Ancak ABD bölgeden çıkacak. Savaşarak da olsa çıkacak!
İran’ın 2006 yılında Hizbullah üzerinden İsrail’i yendiği günden bu yana Tahran’ın bölgedeki etkisi büyümektedir. İran gün
geçtikçe inisiyatif alanını genişletmektedir. Öyle ki, ABD ile Irak’ın kuzeyinde “savaşa” tutuşmuştur.
İşte bu şartlarda, Karayılan da kuvvete meyletmektedir.

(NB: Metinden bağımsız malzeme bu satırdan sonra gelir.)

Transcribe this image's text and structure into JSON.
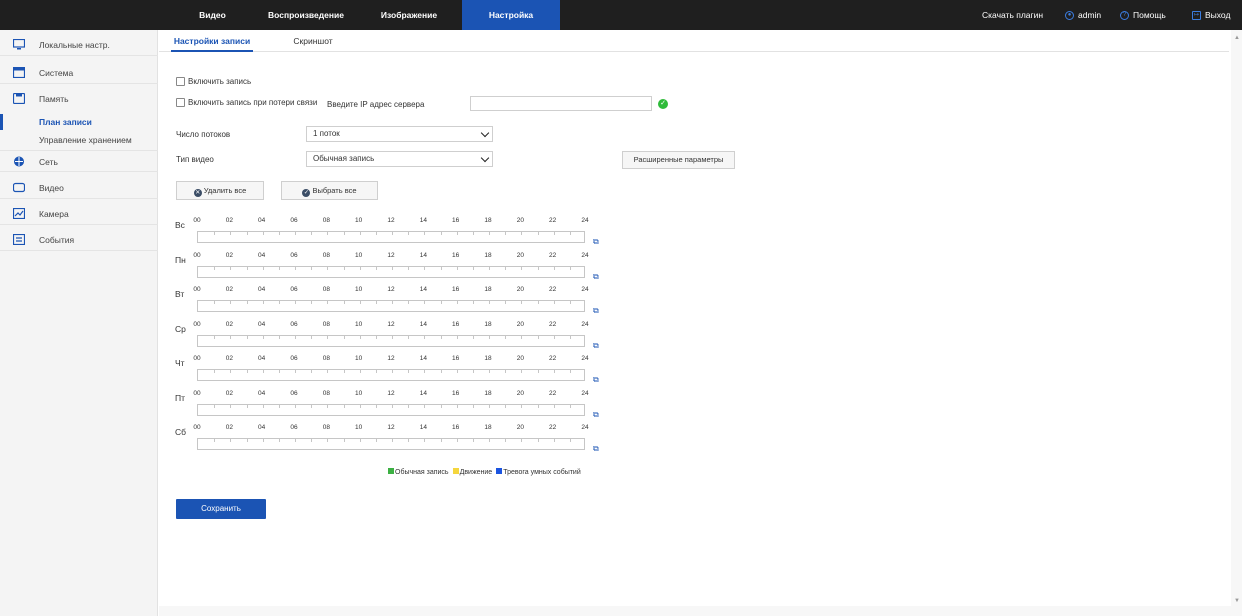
{
  "topnav": {
    "items": [
      "Видео",
      "Воспроизведение",
      "Изображение",
      "Настройка"
    ],
    "active": "Настройка",
    "download_plugin": "Скачать плагин",
    "user": "admin",
    "help": "Помощь",
    "logout": "Выход"
  },
  "sidebar": {
    "items": [
      {
        "label": "Локальные настр.",
        "icon": "monitor-icon"
      },
      {
        "label": "Система",
        "icon": "system-icon"
      },
      {
        "label": "Память",
        "icon": "storage-icon"
      },
      {
        "label": "Сеть",
        "icon": "network-icon"
      },
      {
        "label": "Видео",
        "icon": "video-icon"
      },
      {
        "label": "Камера",
        "icon": "camera-icon"
      },
      {
        "label": "События",
        "icon": "events-icon"
      }
    ],
    "sub_items": [
      "План записи",
      "Управление хранением"
    ],
    "active_sub": "План записи"
  },
  "tabs": [
    "Настройки записи",
    "Скриншот"
  ],
  "form": {
    "enable_record": "Включить запись",
    "enable_record_on_loss": "Включить запись при потери связи",
    "server_ip_label": "Введите IP адрес сервера",
    "server_ip_value": "",
    "streams_label": "Число потоков",
    "streams_value": "1 поток",
    "video_type_label": "Тип видео",
    "video_type_value": "Обычная запись",
    "advanced_button": "Расширенные параметры",
    "delete_all_button": "Удалить все",
    "select_all_button": "Выбрать все"
  },
  "schedule": {
    "days": [
      "Вс",
      "Пн",
      "Вт",
      "Ср",
      "Чт",
      "Пт",
      "Сб"
    ],
    "hours": [
      "00",
      "02",
      "04",
      "06",
      "08",
      "10",
      "12",
      "14",
      "16",
      "18",
      "20",
      "22",
      "24"
    ]
  },
  "legend": [
    {
      "label": "Обычная запись",
      "color": "#3cb043"
    },
    {
      "label": "Движение",
      "color": "#f5d63d"
    },
    {
      "label": "Тревога умных событий",
      "color": "#1b54e0"
    }
  ],
  "save_button": "Сохранить",
  "colors": {
    "accent": "#1b54b4",
    "topbar": "#1f1f1f",
    "ok": "#2fbb3a"
  }
}
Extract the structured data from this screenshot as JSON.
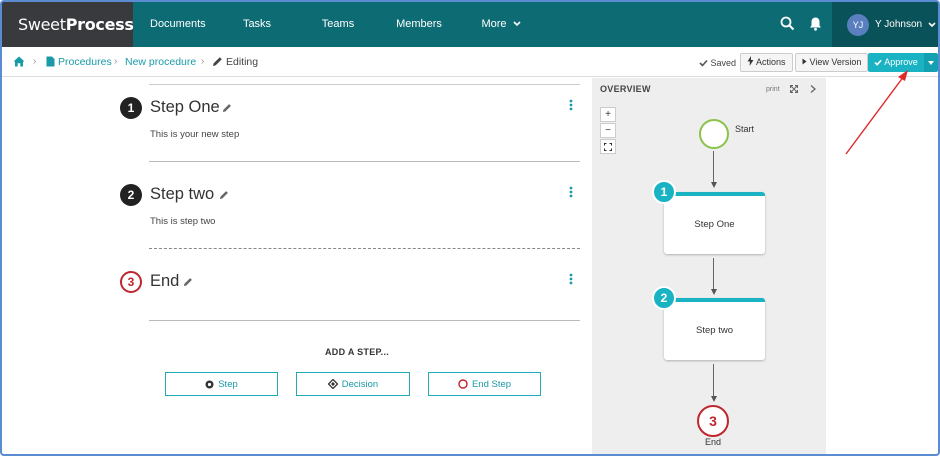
{
  "brand": {
    "name_light": "Sweet",
    "name_bold": "Process"
  },
  "nav": {
    "items": [
      {
        "label": "Documents"
      },
      {
        "label": "Tasks"
      },
      {
        "label": "Teams"
      },
      {
        "label": "Members"
      },
      {
        "label": "More"
      }
    ],
    "user": {
      "initials": "YJ",
      "name": "Y Johnson"
    }
  },
  "breadcrumb": {
    "home_icon": "home-icon",
    "items": [
      {
        "label": "Procedures"
      },
      {
        "label": "New procedure"
      }
    ],
    "current": "Editing"
  },
  "toolbar": {
    "saved": "Saved",
    "actions": "Actions",
    "view_version": "View Version",
    "approve": "Approve"
  },
  "steps": [
    {
      "number": "1",
      "title": "Step One",
      "description": "This is your new step"
    },
    {
      "number": "2",
      "title": "Step two",
      "description": "This is step two"
    },
    {
      "number": "3",
      "title": "End",
      "description": ""
    }
  ],
  "add_step": {
    "heading": "ADD A STEP...",
    "buttons": [
      {
        "label": "Step"
      },
      {
        "label": "Decision"
      },
      {
        "label": "End Step"
      }
    ]
  },
  "overview": {
    "title": "OVERVIEW",
    "print": "print",
    "zoom_in": "+",
    "zoom_out": "−",
    "start_label": "Start",
    "end_label": "End",
    "end_number": "3",
    "nodes": [
      {
        "number": "1",
        "label": "Step One"
      },
      {
        "number": "2",
        "label": "Step two"
      }
    ]
  },
  "colors": {
    "navbar": "#0d6b74",
    "accent": "#1ab3c4",
    "end_red": "#c0262e",
    "start_green": "#8bc34a"
  }
}
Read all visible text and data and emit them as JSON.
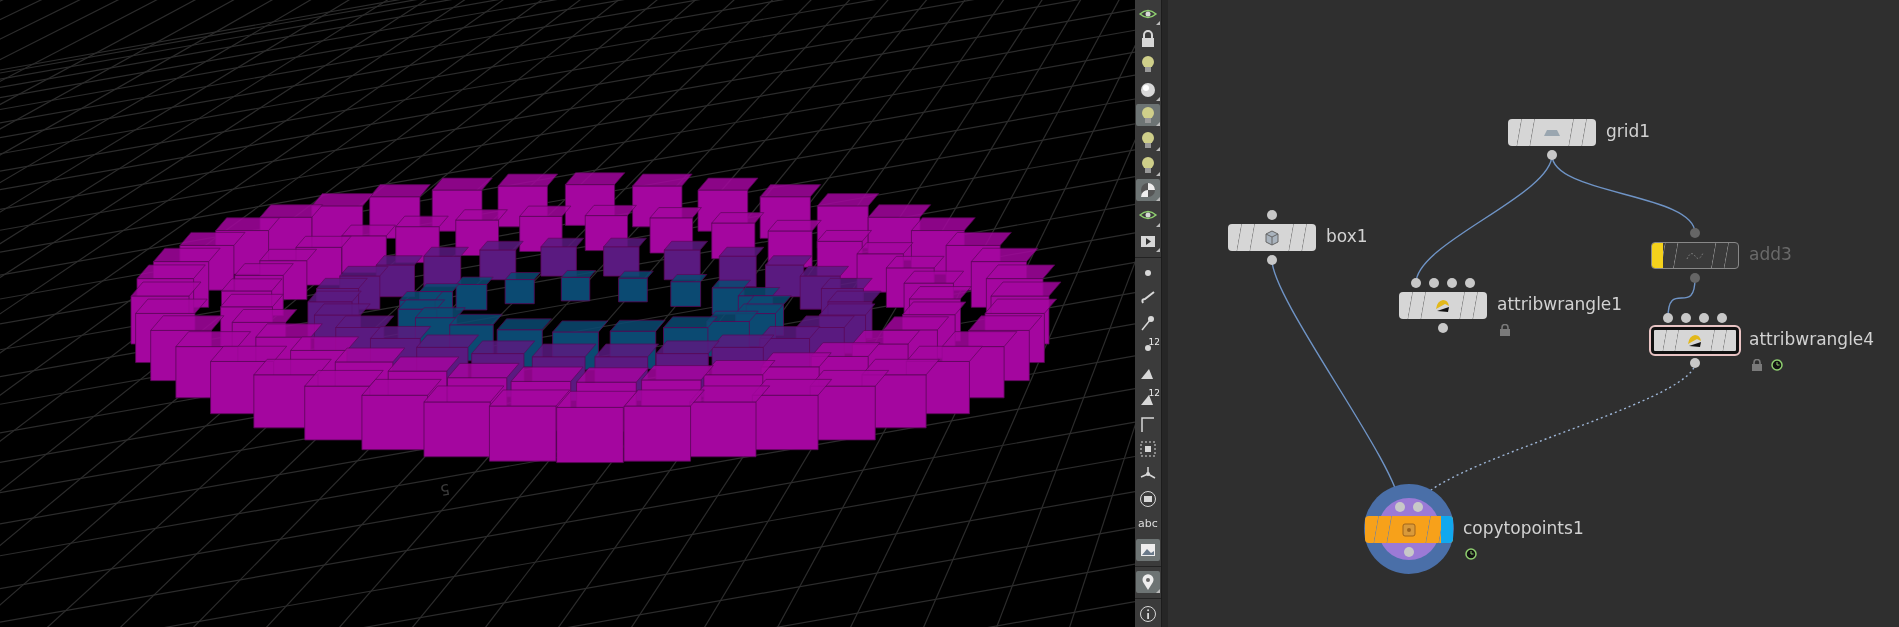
{
  "viewport": {
    "grid_label": "5"
  },
  "toolbar": {
    "items": [
      {
        "kind": "icon",
        "selected": false,
        "menu": true
      },
      {
        "kind": "icon",
        "selected": false,
        "menu": false
      },
      {
        "kind": "icon",
        "selected": false,
        "menu": false
      },
      {
        "kind": "icon",
        "selected": false,
        "menu": true
      },
      {
        "kind": "icon",
        "selected": true,
        "menu": true
      },
      {
        "kind": "icon",
        "selected": false,
        "menu": true
      },
      {
        "kind": "icon",
        "selected": false,
        "menu": true
      },
      {
        "kind": "icon",
        "selected": true,
        "menu": true
      },
      {
        "kind": "icon",
        "selected": false,
        "menu": true
      },
      {
        "kind": "icon",
        "selected": false,
        "menu": true
      },
      {
        "kind": "separator"
      },
      {
        "kind": "icon",
        "selected": false,
        "menu": false
      },
      {
        "kind": "icon",
        "selected": false,
        "menu": false
      },
      {
        "kind": "icon",
        "selected": false,
        "menu": false
      },
      {
        "kind": "icon",
        "selected": false,
        "menu": false,
        "label": "12"
      },
      {
        "kind": "icon",
        "selected": false,
        "menu": false
      },
      {
        "kind": "icon",
        "selected": false,
        "menu": false,
        "label": "12"
      },
      {
        "kind": "icon",
        "selected": false,
        "menu": false
      },
      {
        "kind": "icon",
        "selected": false,
        "menu": false
      },
      {
        "kind": "icon",
        "selected": false,
        "menu": false
      },
      {
        "kind": "icon",
        "selected": false,
        "menu": false
      },
      {
        "kind": "text",
        "selected": false,
        "menu": false,
        "label": "abc"
      },
      {
        "kind": "icon",
        "selected": true,
        "menu": false
      },
      {
        "kind": "separator"
      },
      {
        "kind": "icon",
        "selected": true,
        "menu": true
      },
      {
        "kind": "separator"
      },
      {
        "kind": "icon",
        "selected": false,
        "menu": false
      }
    ]
  },
  "network": {
    "nodes": [
      {
        "name": "grid1",
        "selected": false,
        "bypassed": false,
        "display": false,
        "current": false,
        "color": "#d6d6d6"
      },
      {
        "name": "box1",
        "selected": false,
        "bypassed": false,
        "display": false,
        "current": false,
        "color": "#d6d6d6"
      },
      {
        "name": "attribwrangle1",
        "selected": false,
        "bypassed": false,
        "display": false,
        "current": false,
        "color": "#d6d6d6",
        "badges": [
          {
            "kind": "lock"
          }
        ]
      },
      {
        "name": "add3",
        "selected": false,
        "bypassed": true,
        "display": false,
        "current": false,
        "color": "#3a3a3a"
      },
      {
        "name": "attribwrangle4",
        "selected": true,
        "bypassed": false,
        "display": false,
        "current": false,
        "color": "#d6d6d6",
        "badges": [
          {
            "kind": "lock"
          },
          {
            "kind": "clock"
          }
        ]
      },
      {
        "name": "copytopoints1",
        "selected": false,
        "bypassed": false,
        "display": true,
        "current": true,
        "color": "#f7a11a",
        "badges": [
          {
            "kind": "clock"
          }
        ]
      }
    ]
  }
}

Karayılan’ın şu sözleri bu bakımdan önemlidir: “Böyle bir çatışma ne İran devletine hizmet eder, ne de PKK’ye hizmet eder. Böyle bir çatışmadan daha çok ABD ve Türkiye faydalanmış olur.”
ÇATIŞMA ALANI: KUZEY IRAK
Stratejik savunmadaki ABD’nin bölgesel hamle yapabilmesinin tek şartı, Türkiye ile İran’ı karşı karşıya getirebilmesidir. Suriye, Füze kalkanı, Predator gibi konular Ankara ile Tahran’ın arasını açmaktadır. Ancak iki başkent arasındak ipleri daha da gerecek konu, Kuzey Irak’tır; Kuzay Irak’ta kimin nasıl komunlanacağıdır.
Kuzey Irak’taki tüm gelişmeleri bu açıdan okumak gerekiyor.